Regardons le tableau de Bruegel, montrant à l’infini des enfants qui jouent. On peut dénombrer plus de
100 jeux, dont une bonne part peut être encore nommée, comme s’ils étaient intemporels : ceux-ci jouent avec
des objet que nous reconnaissons, cerceau, sabot (toupie entraînée par un
fouet), masque, flûte, cheval bâton, ceux-là jouent à saute-mouton, au cavalier
qu’il faut désarçonner, à cache-cache, à Colin Maillard, au mariage – ou
quelque cérémonie imaginaire… Nous retrouvons dans leur attitude des gestes,
des situations que nous nommons Jeux. Parce que ce qu’ils font ressemble à un jeu connu de nous, nous pouvons dire ce à quoi ils jouent. Mais poussant plus
loin le jeu de déchiffrage, nous restons perplexes devant certains groupes
d’enfants, dont nous nous demandons : à quoi jouent-ils ? Pourtant,
et malgré les visages qui n’expriment pas systématiquement de jubilation, nous
ne doutons pas qu’ils jouent.
C’est en observant « à la loupe » ce tableau que Jacques
Henriot nous entraîne dans son jeu.
« Dans le célèbre tableau de Bruegel, Jeux d’enfants, on peut voir une fillette accroupie, jupes
retroussées, qui, à ce qu’il paraît, ne se contente pas de faire semblant
d’uriner. Joue-t-elle et que fait-elle là ?
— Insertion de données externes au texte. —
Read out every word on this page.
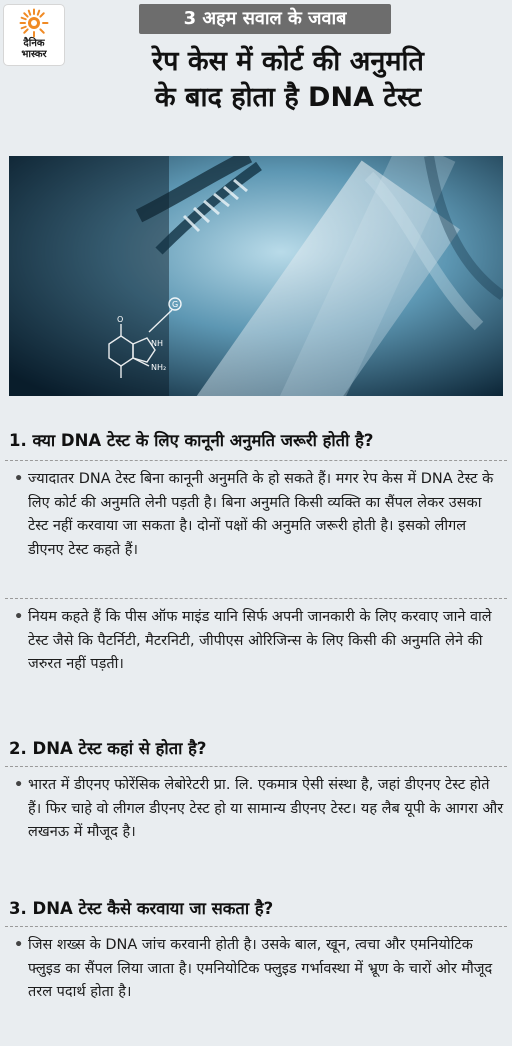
दैनिक
भास्कर
3 अहम सवाल के जवाब
रेप केस में कोर्ट की अनुमति
के बाद होता है DNA टेस्ट
G
O
NH
NH₂
1. क्या DNA टेस्ट के लिए कानूनी अनुमति जरूरी होती है?
• ज्यादातर DNA टेस्ट बिना कानूनी अनुमति के हो सकते हैं। मगर रेप केस में DNA टेस्ट के लिए कोर्ट की अनुमति लेनी पड़ती है। बिना अनुमति किसी व्यक्ति का सैंपल लेकर उसका टेस्ट नहीं करवाया जा सकता है। दोनों पक्षों की अनुमति जरूरी होती है। इसको लीगल डीएनए टेस्ट कहते हैं।
• नियम कहते हैं कि पीस ऑफ माइंड यानि सिर्फ अपनी जानकारी के लिए करवाए जाने वाले टेस्ट जैसे कि पैटर्निटी, मैटरनिटी, जीपीएस ओरिजिन्स के लिए किसी की अनुमति लेने की जरुरत नहीं पड़ती।
2. DNA टेस्ट कहां से होता है?
• भारत में डीएनए फोरेंसिक लेबोरेटरी प्रा. लि. एकमात्र ऐसी संस्था है, जहां डीएनए टेस्ट होते हैं। फिर चाहे वो लीगल डीएनए टेस्ट हो या सामान्य डीएनए टेस्ट। यह लैब यूपी के आगरा और लखनऊ में मौजूद है।
3. DNA टेस्ट कैसे करवाया जा सकता है?
• जिस शख्स के DNA जांच करवानी होती है। उसके बाल, खून, त्वचा और एमनियोटिक फ्लुइड का सैंपल लिया जाता है। एमनियोटिक फ्लुइड गर्भावस्था में भ्रूण के चारों ओर मौजूद तरल पदार्थ होता है।
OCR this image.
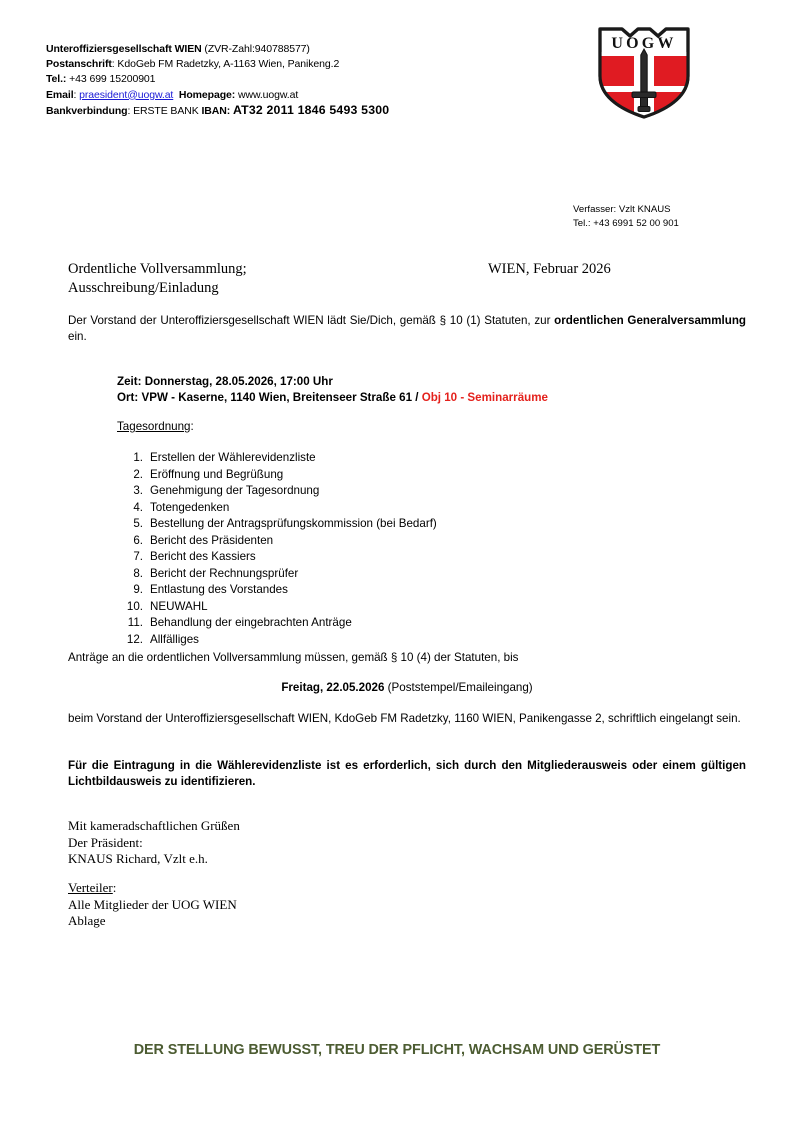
Unteroffiziersgesellschaft WIEN (ZVR-Zahl:940788577)
Postanschrift: KdoGeb FM Radetzky, A-1163 Wien, Panikeng.2
Tel.: +43 699 15200901
Email: praesident@uogw.at Homepage: www.uogw.at
Bankverbindung: ERSTE BANK IBAN: AT32 2011 1846 5493 5300
UOGW
Verfasser: Vzlt KNAUS
Tel.: +43 6991 52 00 901
Ordentliche Vollversammlung;	WIEN, Februar 2026
Ausschreibung/Einladung
Der Vorstand der Unteroffiziersgesellschaft WIEN lädt Sie/Dich, gemäß § 10 (1) Statuten, zur ordentlichen Generalversammlung ein.
Zeit: Donnerstag, 28.05.2026, 17:00 Uhr
Ort: VPW - Kaserne, 1140 Wien, Breitenseer Straße 61 / Obj 10 - Seminarräume
Tagesordnung:
1. Erstellen der Wählerevidenzliste
2. Eröffnung und Begrüßung
3. Genehmigung der Tagesordnung
4. Totengedenken
5. Bestellung der Antragsprüfungskommission (bei Bedarf)
6. Bericht des Präsidenten
7. Bericht des Kassiers
8. Bericht der Rechnungsprüfer
9. Entlastung des Vorstandes
10. NEUWAHL
11. Behandlung der eingebrachten Anträge
12. Allfälliges
Anträge an die ordentlichen Vollversammlung müssen, gemäß § 10 (4) der Statuten, bis
Freitag, 22.05.2026 (Poststempel/Emaileingang)
beim Vorstand der Unteroffiziersgesellschaft WIEN, KdoGeb FM Radetzky, 1160 WIEN, Panikengasse 2, schriftlich eingelangt sein.
Für die Eintragung in die Wählerevidenzliste ist es erforderlich, sich durch den Mitgliederausweis oder einem gültigen Lichtbildausweis zu identifizieren.
Mit kameradschaftlichen Grüßen
Der Präsident:
KNAUS Richard, Vzlt e.h.
Verteiler:
Alle Mitglieder der UOG WIEN
Ablage
DER STELLUNG BEWUSST, TREU DER PFLICHT, WACHSAM UND GERÜSTET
(…) Mais on peut faire tout de suite plusieurs remarques. D’abord, le
tableau s’intitule Jeux d’enfants. Tout
laisse donc supposer que le peintre a voulu n’y faire figurer que des comportements
dont il faut admettre, compte tenu des conventions, que ce sont des jeux.
Pourquoi cette fillette serait-elle là si elle ne jouait pas ? (…) Elle se
trouve à l’intérieur de l’espace
où l’on joue. Il faut ajouter que non loin d’elle, des enfants dansent, font
tourner des sabots avec des fouets, grimpent aux arbres, se
baignent dans la rivière. (…) En réalité, la distance ne fait rien à l’affaire,
puisque, dans le tableau, on joue à perte de vue, que ce soit à gauche (la
rivière, les arbres) ou à droite (la rue entre les maisons). On distingue des
groupes de plus en plus petits, qui semblent jouer à l’infini. On pourrait
presque avancer que, par définition, tous les enfants qui sont là sont en train
de jouer : ils jouent, puisque le peintre le dit.
En ce point, se renouvelle la question que je ne cesse d’aiguiser. Comme
la petite fille ne fait pas seulement semblant d’uriner, de quels éléments
dispose-t-on pour pouvoir dire qu’elle joue ? Si elle urinait purement
et simplement, elle se comporterait de la même façon. Elle ferait la même
chose. (…) Quand on observe du dehors une conduite, on doit distinguer deux
niveaux dans l’appréhension de sa signification (…) : ce que fait matériellement celui qui fait
quelque chose (il saute un ruisseau, ramasse du sable, enfonce des épingles
dans un bouchon) et ce qu’il fait en
le faisant (joue-t-il ?). Ce n’est pas la même chose, ainsi que l’observe
Piaget, que de sauter un ruisseau pour jouer et de le faire pour un tout autre
motif. Trace indécise laissée par un propos dont le sens est ailleurs, le
jouer est et n’est pas là où on croit le voir. Il s’incarne dans le geste, mais
tire son origine d’une pensée qui transcende le geste. (…) Le jouer n’existe
jamais qu’à la façon d’une conscience seconde. Réduplication du sens : on
saute un ruisseau et l’on joue ;
on ramasse du sable et l’on
joue ; Le déchiffreur de sens imagine plus qu’il ne perçoit. Le jeu ne se
voit pas, il se comprend. »
Jacques HENRIOT, Sous couleur de jouer. José Corti 1989, p.136.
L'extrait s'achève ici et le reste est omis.